February 28, 2018

True Negotiations Only a Myth for Atlantic Telephone Membership Cooperative

True Negotiations Only a Myth for Atlantic Telephone Membership Cooperative

 

If Retransmission Consent involved true negotiations, then Atlantic Telephone Membership Cooperative’s Jody Heustess wouldn’t be bargaining about hypotheticals. But alas, that’s what December talks brought for ATMC. According to Heustess, broadcast conglomerates asked ATMC to partake in negotiations for channels that the company didn’t even own yet but could perhaps own one day in the future. The absurdities didn’t stop there. Heustess describes an interaction he had with a broadcaster’s attorney. The attorney insisted that a specific channel be included in negotiations even though ATMC’s customers didn’t want it.
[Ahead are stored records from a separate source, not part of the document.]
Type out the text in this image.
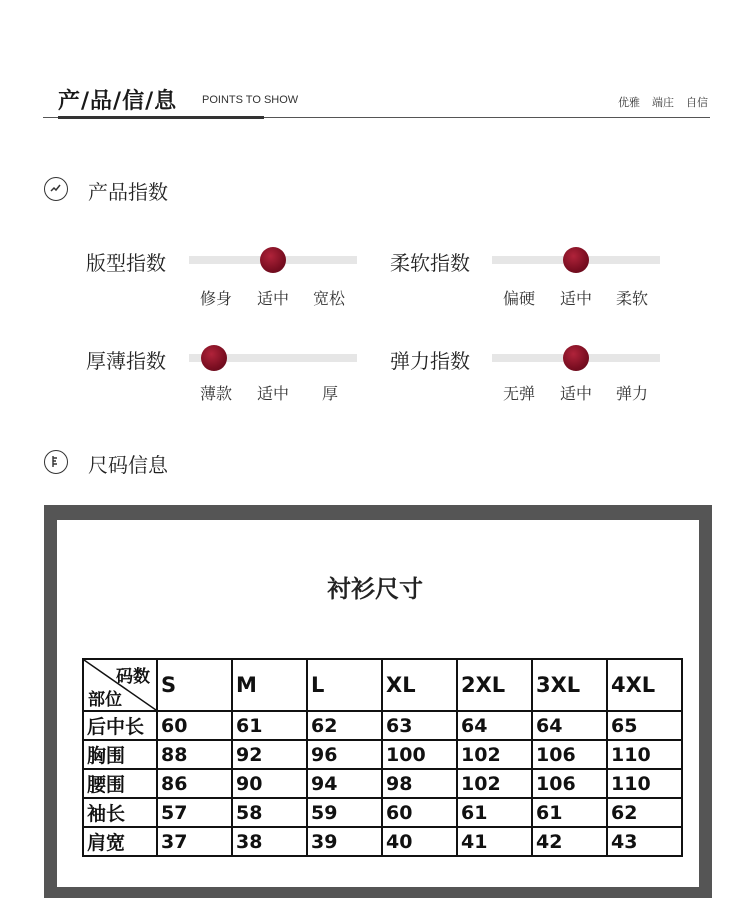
产/品/信/息 POINTS TO SHOW	优雅 端庄 自信
产品指数
版型指数
修身 适中 宽松
柔软指数
偏硬 适中 柔软
厚薄指数
薄款 适中 厚
弹力指数
无弹 适中 弹力
尺码信息
衬衫尺寸
码数
部位	S	M	L	XL	2XL	3XL	4XL
后中长	60	61	62	63	64	64	65
胸围	88	92	96	100	102	106	110
腰围	86	90	94	98	102	106	110
袖长	57	58	59	60	61	61	62
肩宽	37	38	39	40	41	42	43
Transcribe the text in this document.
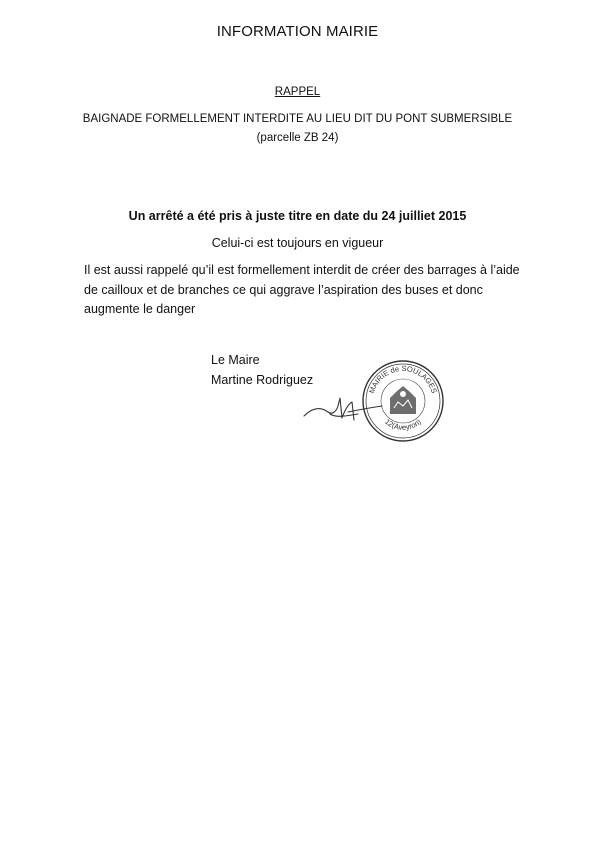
INFORMATION MAIRIE
RAPPEL
BAIGNADE FORMELLEMENT INTERDITE AU LIEU DIT DU PONT SUBMERSIBLE
(parcelle ZB 24)
Un arrêté a été pris à juste titre en date du 24 juilliet 2015
Celui-ci est toujours en vigueur
Il est aussi rappelé qu’il est formellement interdit de créer des barrages à l’aide
de cailloux et de branches ce qui aggrave l’aspiration des buses et donc
augmente le danger
Le Maire
Martine Rodriguez
MAIRIE de SOULAGES
12(Aveyron)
Heustess asked what programs were on the disputed channel. The attorney couldn’t tell him. He had no idea.

 

Heustess soon learned that this kind of inexplicable bargaining was status quo for retransmission talks. When ATMC learned about price spikes their consumers would face in the new year, they asked for an explanation. Why is a channel worth 100 percent more on January 1st than it is on December 31st? ATMC wanted, at the very least, an explanation to relay to their customers. Once again, the response was vague and insufficient: That’s the new market rate.

 

To Heustess, the root of the problem is clear. In 1992, when the Cable Act was established, there were about 40 channels available. Today, there are hundreds of channels and streaming options. In short, the 26-year-old act is archaic. And it’s high time that it changes.